6 years ago. March 26, 2018 at 8:43 AM

It's amazing how many years I have been in a very dark and lonely place without even knowing who I was anymore. My brother died and it was like I died with him. I didn't know how to cope with it, so I didn't cope with anything properly. My life headed into this unfamiliar territory where tragedy had become a normal existence to me. I went from being an independent, single mother of two boys (then 17&2), having a career as an Occupational Therapy Assistant which I absolutely adored, and was academically working towards my Bachelor's degree. All of a sudden, I found myself afraid to leave my home, extremely mentally unstable, and continuously sick with Shingles, MRSA, I was bitten on my lip by a spider in my sleep which almost killed me, immunodeficiency disorder, then finally cancer. I was unable to work and many days I never left my bedroom for fear of getting my boys sick just the same. My lack of an immune system prevented me from doing chemo, but it was my choice not to do it. My oldest son started using meth and my home was raided. He is now a felon and currently in jail. I blamed myself for so long because I basically just quit being a mom and let him do whatever he wanted hoping that he would make better choices.
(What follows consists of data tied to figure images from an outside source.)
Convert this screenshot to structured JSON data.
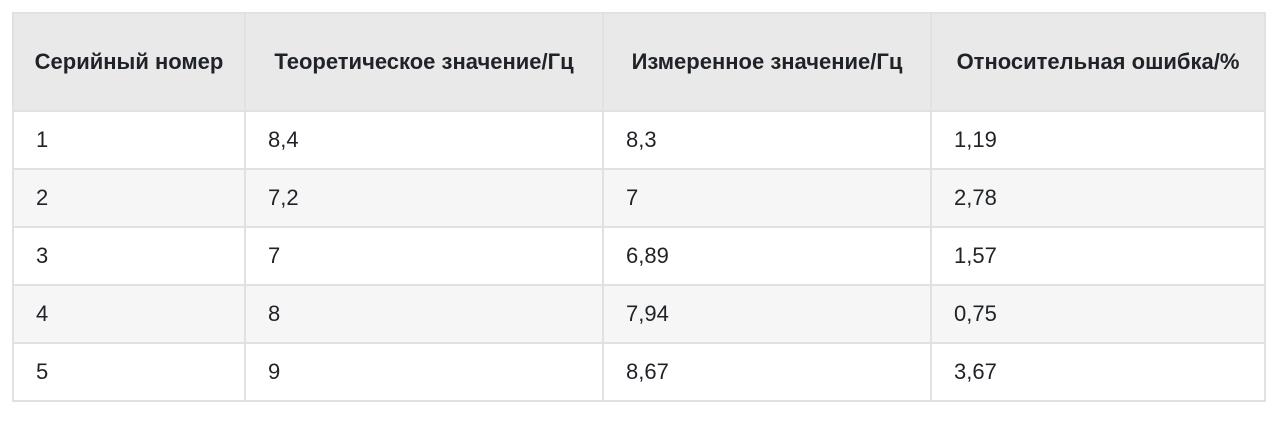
{
  "table": {
    "headers": [
      "Серийный номер",
      "Теоретическое значение/Гц",
      "Измеренное значение/Гц",
      "Относительная ошибка/%"
    ],
    "rows": [
      [
        "1",
        "8,4",
        "8,3",
        "1,19"
      ],
      [
        "2",
        "7,2",
        "7",
        "2,78"
      ],
      [
        "3",
        "7",
        "6,89",
        "1,57"
      ],
      [
        "4",
        "8",
        "7,94",
        "0,75"
      ],
      [
        "5",
        "9",
        "8,67",
        "3,67"
      ]
    ]
  }
}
Then, it's almost as if all of the dark clouds sent hail the size of basketballs on top of my life when I discovered how horrible my father was to me. I will admit, I thought I was weak to the point where I didn't know how to get past that. Of course I know that I have plenty of bad days ahead, but it's like the missing pieces to my puzzle were found. My suppressed memories can be in the past now instead of waiting in the background. He is gone, and I am at peace. Sexually, I'm not sure if I can be able to trust a man enough to be the submissive I once thought I was. But my therapist said that as long as I am honest and open with people who I choose to have in my life about what happened, then I will never have to worry about being rejected later on. For the first time in a long time, I can feel Sarah waking up and smiling from ear to ear (I've always been known for my smile). Thank you so very much all of you whom have offered friendship and love to me. Thank you

ShellyBean​(sub female) - You seem to be on a good path Sarah. Baby steps my friend. I will pray for you dear.